The photographs on this page (Idleness and Despair) are from a famous Life magazine article of 1946, which brought public attention to the deplorable conditions for psychiatric patients in that era. I include them here to pay homage to the Conscientious Objectors (COs) who brought these conditions to light. Medicine and social work seem to allow abuses to continue on generation after generation. It is a way of affirming and validating your “mentors”: you sacrifice your own integrity as they did theirs. The COs were from the outside. They were sent to psychiatric hospitals as a way of fulfilling their military duty. They were able to think independently. Social workers such as Danielle Keogh LICSW hate independence from subordinates.

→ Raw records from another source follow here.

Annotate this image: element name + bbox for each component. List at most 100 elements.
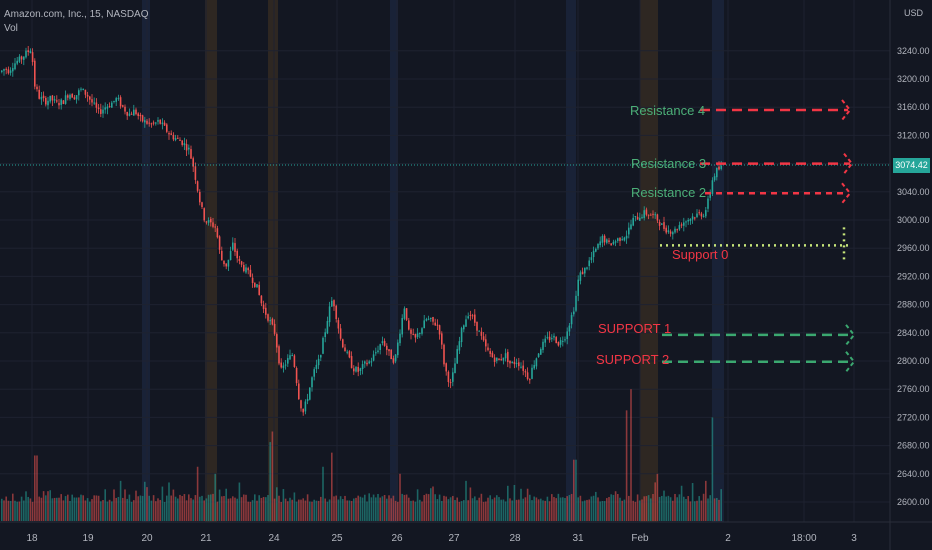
price-tick-label: 2840.00 [897,328,930,338]
volume-bar [56,497,58,521]
price-axis[interactable]: 2600.00 2640.00 2680.00 2720.00 2760.00 2800.… [889,0,930,550]
time-tick-label: 25 [331,533,343,544]
candle [353,368,355,372]
time-tick-label: 3 [851,533,857,544]
candle [18,56,21,62]
candle [177,137,179,139]
price-tick-label: 2880.00 [897,300,930,310]
candle [498,358,500,361]
volume-bar [207,494,210,521]
candle [634,215,637,217]
last-price-badge: 3074.42 [893,158,930,173]
candle [25,50,27,58]
volume-bar [23,500,25,521]
candle [361,364,364,369]
volume-bar [621,500,623,521]
candle [590,257,593,261]
volume-bar [240,497,243,521]
volume-bar [460,501,463,521]
candle [155,122,157,124]
volume-bar [614,491,617,521]
time-axis[interactable]: 18 19 20 21 24 25 26 27 28 31 Feb 2 18:00 3 [0,521,932,544]
candle [625,235,628,239]
candle [595,248,597,252]
grid-lines [0,0,890,522]
candle [166,124,168,132]
candle [137,113,139,116]
candle [339,328,342,339]
volume-bar [597,497,599,521]
volume-bar [410,500,412,521]
candle [293,355,296,367]
volume-bar [667,495,670,521]
volume-bar [711,417,714,521]
candle [27,50,29,53]
volume-bar [559,497,562,521]
candle [130,113,133,115]
volume-bar [192,499,194,521]
price-tick-label: 2680.00 [897,441,930,451]
volume-bar [568,495,571,521]
volume-bar [1,498,3,521]
candle [559,340,562,345]
candle [454,363,456,374]
volume-bar [262,496,265,521]
volume-bar [566,496,568,521]
volume-bar [471,498,474,521]
price-tick-label: 2600.00 [897,497,930,507]
volume-bar [425,493,428,521]
volume-bar [214,473,216,521]
volume-bar [476,500,478,521]
volume-bar [691,483,694,521]
price-tick-label: 3200.00 [897,74,930,84]
volume-bar [148,495,150,521]
candle [533,365,535,369]
candle [718,166,720,170]
volume-bar [458,501,461,521]
candle [315,364,318,369]
candle [7,69,10,74]
level-label: Resistance 4 [630,103,705,118]
currency-unit[interactable]: USD [904,8,924,18]
support-resistance-levels[interactable]: Resistance 4 Resistance 3 Resistance 2 Supp… [596,99,856,373]
candle [80,88,82,90]
volume-bar [236,498,238,521]
candle [133,109,135,116]
candle [716,167,718,178]
candle [392,358,395,363]
candle [75,95,78,100]
volume-bar [249,501,252,521]
candle [207,219,210,223]
volume-bar [474,496,476,521]
candle [117,98,120,100]
session-band [640,0,658,522]
candle [463,325,465,330]
volume-bar [203,500,205,521]
candle [410,329,412,334]
volume-bar [229,498,232,521]
candle [295,367,298,384]
candle [370,361,373,363]
candle [168,133,170,135]
volume-bar [53,497,56,521]
candle [680,224,683,226]
candle [621,239,623,241]
volume-bar [401,493,403,521]
candle [251,277,254,284]
volume-bar [331,452,333,521]
candle [93,102,95,104]
volume-bar [159,499,161,521]
candle [412,333,414,335]
volume-bar [570,493,573,521]
time-tick-label: 28 [509,533,521,544]
volume-bar [590,496,593,521]
level-label: Resistance 3 [631,156,706,171]
candle [216,228,219,238]
volume-bar [265,497,267,521]
volume-bar [284,498,287,521]
level-label: SUPPORT 2 [596,352,669,367]
volume-bar [608,497,610,521]
volume-bar [524,497,527,521]
volume-bar [157,498,159,521]
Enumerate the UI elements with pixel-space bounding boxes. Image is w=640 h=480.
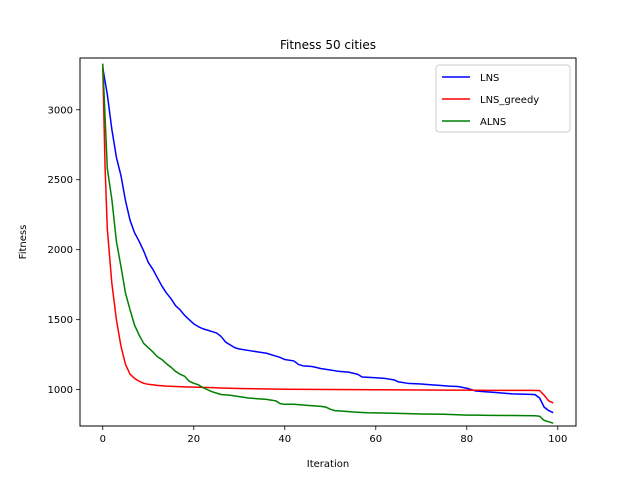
- x-tick-label: 0: [100, 434, 106, 445]
- legend-box: [435, 64, 571, 133]
- x-tick-label: 40: [278, 434, 291, 445]
- x-axis-label: Iteration: [307, 459, 349, 470]
- series-line-2: [102, 63, 554, 424]
- x-tick-label: 100: [548, 434, 567, 445]
- axes-frame: [79, 57, 577, 427]
- plot-area: [102, 63, 554, 424]
- chart-title: Fitness 50 cities: [280, 38, 376, 52]
- x-tick-label: 60: [369, 434, 382, 445]
- legend-label-2: ALNS: [480, 117, 506, 128]
- y-tick-label: 3000: [48, 105, 73, 116]
- series-line-1: [102, 66, 554, 404]
- y-tick-label: 2000: [48, 245, 73, 256]
- legend: LNS LNS_greedy ALNS: [435, 64, 571, 133]
- y-tick-label: 2500: [48, 175, 73, 186]
- y-tick-label: 1000: [48, 385, 73, 396]
- legend-label-0: LNS: [480, 73, 499, 84]
- y-axis-label: Fitness: [18, 225, 29, 260]
- x-axis: 0 20 40 60 80 100: [100, 426, 567, 445]
- y-axis: 1000 1500 2000 2500 3000: [48, 105, 80, 396]
- y-tick-label: 1500: [48, 315, 73, 326]
- x-tick-label: 80: [460, 434, 473, 445]
- x-tick-label: 20: [187, 434, 200, 445]
- legend-label-1: LNS_greedy: [480, 95, 539, 106]
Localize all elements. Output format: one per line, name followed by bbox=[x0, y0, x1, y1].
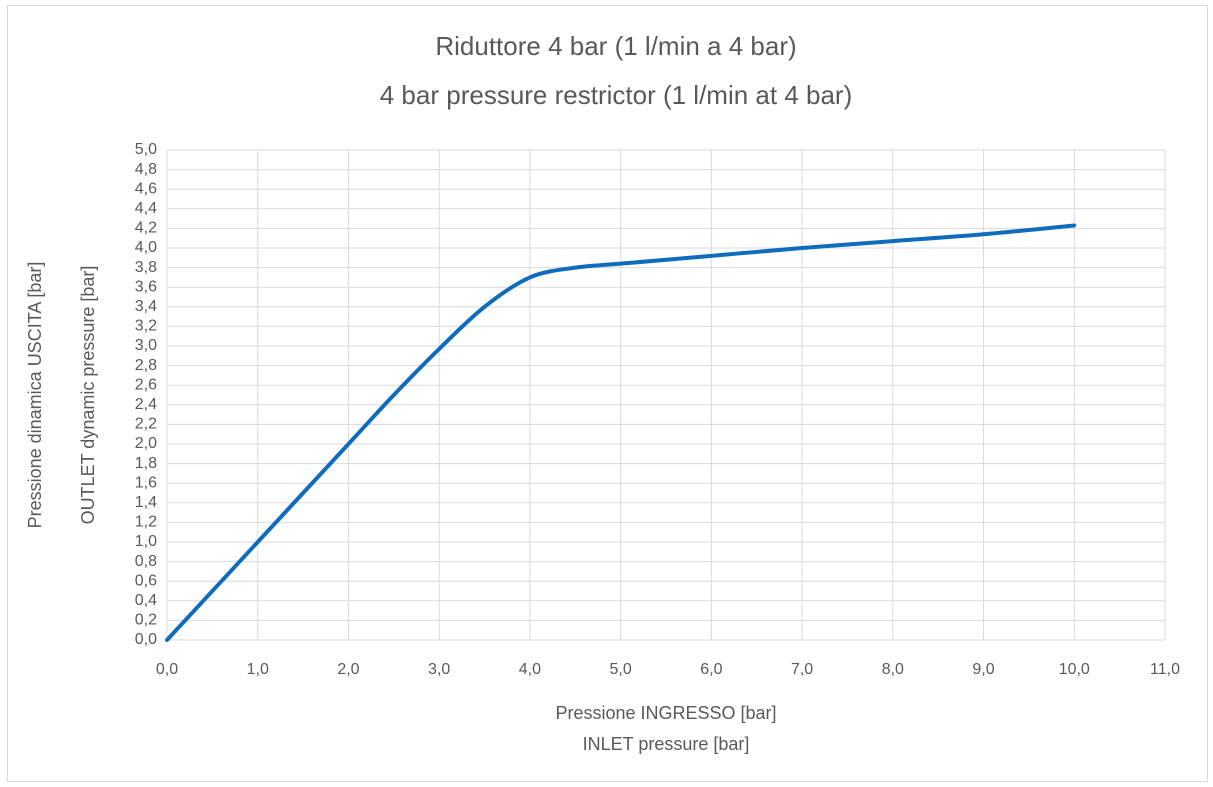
y-tick-label: 4,4 bbox=[135, 200, 157, 217]
x-axis-label: INLET pressure [bar] bbox=[583, 734, 750, 754]
y-tick-label: 0,8 bbox=[135, 553, 157, 570]
x-tick-label: 8,0 bbox=[882, 661, 904, 678]
y-tick-label: 1,0 bbox=[135, 533, 157, 550]
x-tick-label: 0,0 bbox=[156, 661, 178, 678]
y-tick-label: 1,4 bbox=[135, 494, 157, 511]
y-tick-label: 1,6 bbox=[135, 474, 157, 491]
x-tick-label: 7,0 bbox=[791, 661, 813, 678]
y-tick-label: 5,0 bbox=[135, 141, 157, 158]
y-axis-label: OUTLET dynamic pressure [bar] bbox=[78, 266, 98, 525]
y-tick-label: 0,4 bbox=[135, 592, 157, 609]
y-tick-label: 1,2 bbox=[135, 514, 157, 531]
x-tick-label: 2,0 bbox=[337, 661, 359, 678]
chart-title: Riduttore 4 bar (1 l/min a 4 bar) bbox=[435, 31, 796, 61]
y-tick-label: 3,0 bbox=[135, 337, 157, 354]
y-tick-label: 4,6 bbox=[135, 180, 157, 197]
chart-frame bbox=[7, 5, 1208, 782]
y-tick-label: 4,2 bbox=[135, 220, 157, 237]
y-tick-label: 2,0 bbox=[135, 435, 157, 452]
y-tick-label: 4,8 bbox=[135, 161, 157, 178]
x-tick-label: 4,0 bbox=[519, 661, 541, 678]
y-tick-label: 3,2 bbox=[135, 318, 157, 335]
x-tick-label: 11,0 bbox=[1150, 661, 1180, 678]
y-tick-label: 2,8 bbox=[135, 357, 157, 374]
x-tick-label: 6,0 bbox=[700, 661, 722, 678]
x-axis-label: Pressione INGRESSO [bar] bbox=[555, 703, 776, 723]
y-tick-label: 2,6 bbox=[135, 376, 157, 393]
x-tick-label: 1,0 bbox=[247, 661, 269, 678]
x-tick-label: 5,0 bbox=[610, 661, 632, 678]
y-tick-label: 0,6 bbox=[135, 572, 157, 589]
y-tick-label: 0,2 bbox=[135, 612, 157, 629]
y-tick-label: 0,0 bbox=[135, 631, 157, 648]
y-tick-label: 4,0 bbox=[135, 239, 157, 256]
y-tick-label: 1,8 bbox=[135, 455, 157, 472]
y-tick-label: 2,4 bbox=[135, 396, 157, 413]
y-tick-label: 3,6 bbox=[135, 278, 157, 295]
y-tick-label: 3,4 bbox=[135, 298, 157, 315]
x-tick-label: 9,0 bbox=[972, 661, 994, 678]
y-tick-label: 3,8 bbox=[135, 259, 157, 276]
x-tick-label: 3,0 bbox=[428, 661, 450, 678]
data-line bbox=[165, 223, 1077, 642]
chart-subtitle: 4 bar pressure restrictor (1 l/min at 4 … bbox=[380, 80, 853, 110]
y-axis-label: Pressione dinamica USCITA [bar] bbox=[25, 262, 45, 529]
y-tick-label: 2,2 bbox=[135, 416, 157, 433]
x-tick-label: 10,0 bbox=[1059, 661, 1090, 678]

Although Keogh performs the damsel-in-distress role to significant personal gain, she is actually arrogant in the extreme. She already knows what social work is, and what it is is supporting the status quo. A “professional” is someone who (a) tells the higher-ups that everything is going fine and (b) disciplines the lower-downs to only report good news to her. Calling attention to a major Human Rights problem on the unit is not social work. Interns in particular should only be on the unit to be exploited for free labor doing menial, all-form-no-substance work. They need to prove they can sacrifice their integrity as a sort of rite of passage. Obviously, those COs weren’t having it.